One wonders sometimes why almost anybody can not be a successful Irish comedian? Given a good figure, a pleasing, sympathetic voice, and a face naturally inclined to smile--and the rest seems as easy as taking pennies from a blind man. Certainly Adair caught his house as surely as ever did O'Dowd, and moved through the piece amid the same thunders of applause. Younger, handsomer, and an incomparably better actor, and with that charm, so baffling to describe, which yet was ever-present and ever-compelling, he measured himself against his predecessor, and never for a moment had the least doubt of the outcome. It is not often that fairy tale came as bravely true; that the dream of overnight turned as quickly into the fact of to-day. Small wonder that Adair, standing there on the stage when all was done, his ears still ringing with the applause of that departing audience, was too exalted, and much too self-sure to fret at Kemmel's misgivings.
"Oh, you did fine," cried Kemmel. "You were splendid, splendid! But will they ever come back?" He jerked his head in the direction of the curtain.--"It was O'Dowd that brought them--not you; they already had their tickets; the pinch comes to-morrow, day after to-morrow. Can you draw them then, ah, that's the point?--No, no, don't misunderstand me, Adair. I'm all up in the air about you; you justified all we hoped; more than we hoped; you don't need to be told how you hit them to-night. But I'm scared--scared of your success--and I'm that nervous that I--!" Again he turned towards the curtain, and his voice was almost a wail. "Oh, my God, Adair, will they ever come back?"
The astonishing thing was that they did--crowded back, swarmed back, breaking all the records of the piece. Business rose by leaps and bounds till they were playing to capacity; till the thrilling words "sold out" were posted almost nightly on the box-office window; till a ravening horde of speculators took possession of the sidewalk in front, alternately delighting Kemmel with their advertising value, and wringing his soul with anguish at the money he saw going astray. Not that these were his only preoccupations; he was too loyal to his employer's interest, and too expert a theatrical man to let a success run along without a guiding hand. Adair's name went up in electric letters; pictures and paragraphs were scattered broadcast; an option was secured on another theater to continue the run, and, what seemed to him the best of all, he had Adair securely tied up by a new contract. Kemmel, in his own words, was "on to his job," and in his letters to O'Dowd he was already urging a number two company, and submitting estimates and names.

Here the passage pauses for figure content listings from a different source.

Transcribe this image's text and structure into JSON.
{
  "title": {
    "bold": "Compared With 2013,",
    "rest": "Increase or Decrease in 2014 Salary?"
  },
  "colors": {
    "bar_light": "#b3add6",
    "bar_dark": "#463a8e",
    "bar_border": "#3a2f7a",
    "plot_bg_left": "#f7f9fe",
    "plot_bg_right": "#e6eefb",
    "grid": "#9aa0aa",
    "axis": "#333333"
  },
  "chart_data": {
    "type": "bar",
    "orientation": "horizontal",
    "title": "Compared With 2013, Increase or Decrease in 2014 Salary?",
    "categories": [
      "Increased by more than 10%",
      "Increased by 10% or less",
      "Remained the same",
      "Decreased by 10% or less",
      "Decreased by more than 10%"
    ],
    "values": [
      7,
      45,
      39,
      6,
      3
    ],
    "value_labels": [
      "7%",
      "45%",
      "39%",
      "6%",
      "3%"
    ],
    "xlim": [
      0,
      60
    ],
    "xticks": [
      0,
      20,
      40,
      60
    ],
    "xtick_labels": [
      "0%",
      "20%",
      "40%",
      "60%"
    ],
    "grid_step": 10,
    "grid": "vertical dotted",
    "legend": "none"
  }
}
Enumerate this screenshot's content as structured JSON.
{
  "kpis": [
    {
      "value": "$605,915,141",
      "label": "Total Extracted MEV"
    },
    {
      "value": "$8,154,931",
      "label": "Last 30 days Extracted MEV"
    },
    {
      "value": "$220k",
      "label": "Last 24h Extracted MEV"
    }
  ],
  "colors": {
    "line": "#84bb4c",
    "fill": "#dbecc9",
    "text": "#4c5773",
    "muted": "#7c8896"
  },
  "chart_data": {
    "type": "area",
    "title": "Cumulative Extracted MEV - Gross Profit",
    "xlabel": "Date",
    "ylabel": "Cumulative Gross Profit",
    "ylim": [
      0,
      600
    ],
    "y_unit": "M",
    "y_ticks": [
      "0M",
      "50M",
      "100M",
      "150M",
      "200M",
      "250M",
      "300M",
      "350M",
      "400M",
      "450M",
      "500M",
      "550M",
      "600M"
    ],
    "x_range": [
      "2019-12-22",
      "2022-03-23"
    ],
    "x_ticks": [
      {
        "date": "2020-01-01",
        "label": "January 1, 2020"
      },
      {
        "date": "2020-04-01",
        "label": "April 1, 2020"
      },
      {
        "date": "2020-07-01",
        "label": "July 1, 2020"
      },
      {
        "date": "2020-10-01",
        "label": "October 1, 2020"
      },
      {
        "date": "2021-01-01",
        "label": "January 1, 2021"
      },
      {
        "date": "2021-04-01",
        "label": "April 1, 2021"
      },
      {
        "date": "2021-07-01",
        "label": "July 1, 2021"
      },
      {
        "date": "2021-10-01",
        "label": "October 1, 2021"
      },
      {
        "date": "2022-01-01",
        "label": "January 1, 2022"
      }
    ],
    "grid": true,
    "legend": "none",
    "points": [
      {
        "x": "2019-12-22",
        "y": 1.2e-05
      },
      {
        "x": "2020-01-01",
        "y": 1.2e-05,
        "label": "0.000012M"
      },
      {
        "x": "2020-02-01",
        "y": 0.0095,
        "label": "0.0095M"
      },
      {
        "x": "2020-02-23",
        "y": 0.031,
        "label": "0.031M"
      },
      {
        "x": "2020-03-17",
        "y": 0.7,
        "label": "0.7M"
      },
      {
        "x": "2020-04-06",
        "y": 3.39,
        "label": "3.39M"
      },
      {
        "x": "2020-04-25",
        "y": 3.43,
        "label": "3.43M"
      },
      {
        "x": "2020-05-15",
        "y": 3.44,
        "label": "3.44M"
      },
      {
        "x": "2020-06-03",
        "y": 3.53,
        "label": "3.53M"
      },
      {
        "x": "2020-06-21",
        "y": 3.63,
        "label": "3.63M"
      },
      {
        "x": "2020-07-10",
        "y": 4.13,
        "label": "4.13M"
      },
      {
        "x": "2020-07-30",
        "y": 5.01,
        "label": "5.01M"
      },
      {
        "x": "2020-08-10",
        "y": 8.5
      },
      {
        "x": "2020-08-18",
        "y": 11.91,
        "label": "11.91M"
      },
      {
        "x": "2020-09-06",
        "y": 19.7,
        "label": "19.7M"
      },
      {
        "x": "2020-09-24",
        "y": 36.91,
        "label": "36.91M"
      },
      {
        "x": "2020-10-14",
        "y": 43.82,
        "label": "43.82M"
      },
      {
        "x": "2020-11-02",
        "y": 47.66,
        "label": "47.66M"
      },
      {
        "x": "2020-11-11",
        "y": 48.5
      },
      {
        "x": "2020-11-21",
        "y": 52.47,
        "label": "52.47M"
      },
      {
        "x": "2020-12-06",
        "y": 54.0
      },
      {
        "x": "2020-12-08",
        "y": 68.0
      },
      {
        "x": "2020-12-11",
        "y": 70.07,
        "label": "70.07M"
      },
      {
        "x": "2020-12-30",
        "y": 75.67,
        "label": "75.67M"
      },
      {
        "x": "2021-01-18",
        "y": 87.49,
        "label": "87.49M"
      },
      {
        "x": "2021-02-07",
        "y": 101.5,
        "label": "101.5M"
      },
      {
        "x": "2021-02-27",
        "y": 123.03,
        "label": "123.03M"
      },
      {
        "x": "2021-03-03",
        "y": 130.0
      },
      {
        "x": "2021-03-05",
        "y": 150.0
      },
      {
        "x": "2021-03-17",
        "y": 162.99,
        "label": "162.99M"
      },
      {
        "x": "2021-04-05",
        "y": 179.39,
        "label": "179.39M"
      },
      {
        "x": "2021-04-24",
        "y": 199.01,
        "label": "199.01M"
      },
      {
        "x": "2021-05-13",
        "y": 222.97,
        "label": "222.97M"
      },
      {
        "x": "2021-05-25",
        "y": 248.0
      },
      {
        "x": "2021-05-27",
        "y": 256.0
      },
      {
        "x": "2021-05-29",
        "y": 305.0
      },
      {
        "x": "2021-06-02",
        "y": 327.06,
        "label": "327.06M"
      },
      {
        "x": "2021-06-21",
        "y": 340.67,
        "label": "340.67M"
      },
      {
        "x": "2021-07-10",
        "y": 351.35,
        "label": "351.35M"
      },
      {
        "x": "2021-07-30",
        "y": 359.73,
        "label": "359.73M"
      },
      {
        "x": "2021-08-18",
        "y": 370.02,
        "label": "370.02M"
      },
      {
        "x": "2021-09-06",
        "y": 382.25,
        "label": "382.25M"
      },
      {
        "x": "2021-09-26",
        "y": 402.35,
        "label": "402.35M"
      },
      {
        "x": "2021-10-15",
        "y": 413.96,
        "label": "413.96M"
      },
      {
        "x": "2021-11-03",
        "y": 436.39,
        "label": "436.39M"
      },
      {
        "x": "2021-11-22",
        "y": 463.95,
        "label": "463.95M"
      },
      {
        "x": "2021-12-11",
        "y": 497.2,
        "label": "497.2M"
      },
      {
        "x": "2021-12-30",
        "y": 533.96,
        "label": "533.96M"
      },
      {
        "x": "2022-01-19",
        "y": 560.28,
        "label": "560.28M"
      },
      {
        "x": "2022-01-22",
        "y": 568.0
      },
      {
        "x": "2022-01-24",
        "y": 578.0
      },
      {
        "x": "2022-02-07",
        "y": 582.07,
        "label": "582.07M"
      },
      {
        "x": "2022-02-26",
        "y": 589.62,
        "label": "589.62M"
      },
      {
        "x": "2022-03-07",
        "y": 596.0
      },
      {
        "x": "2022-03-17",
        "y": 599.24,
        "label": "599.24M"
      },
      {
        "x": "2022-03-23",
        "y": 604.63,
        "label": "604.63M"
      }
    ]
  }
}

The new contract, of course, was a marvel of one-sidedness; on-to-his-job Kemmel naturally saw to that, and paid a legal iron-worker twenty-five dollars to make it of seamless steel. But on the running out of the existing contract at seventy-five dollars a week, it assured Adair two hundred and fifty as long as it pleased O'Dowd to employ him. Seamless steel could not accomplish everything, and a substantial increase of salary had to be accorded. Adair would have stood out for more; but Phyllis, with feminine caution, prevailed on him, to make no demur. Booful's day would come; stick to her and he would wear diamonds--not to speak of bells on his darling fingers and toes; but just now money was secondary to cementing his position till he was stuck up so high on Broadway that they'd have to feed him with a ladder.--Besides, two hundred and fifty dollars a week was an awful lot of money. Forty weeks at two hundred and--
"Forty weeks, you goose!" expostulated Adair. "I'd be the last person to object if it were forty weeks. But down there, on that smudgy blue place, they can cancel everything in forty seconds."
"People aren't cancelled who are playing to capacity."
"I know, but the utter damned meanness that--"
"Poor little Booful mustn't worry, and if he'll stop damning and rampaging, I'll take him down to his Uncle Macy's, and show him that lovely fur coat I want him to buy as soon as we have some money."
"I suppose you are right, Phyllis, but it galls me to--"
"My darling, sweetheart love," she broke in with pretty seriousness, "nothing is so important as your success, and once make that secure, money follows as a matter of course. Let Booful keep shinning up the pole, even if they do pick his pockets, and never think of anything but the gilt ball at the top, and--and me."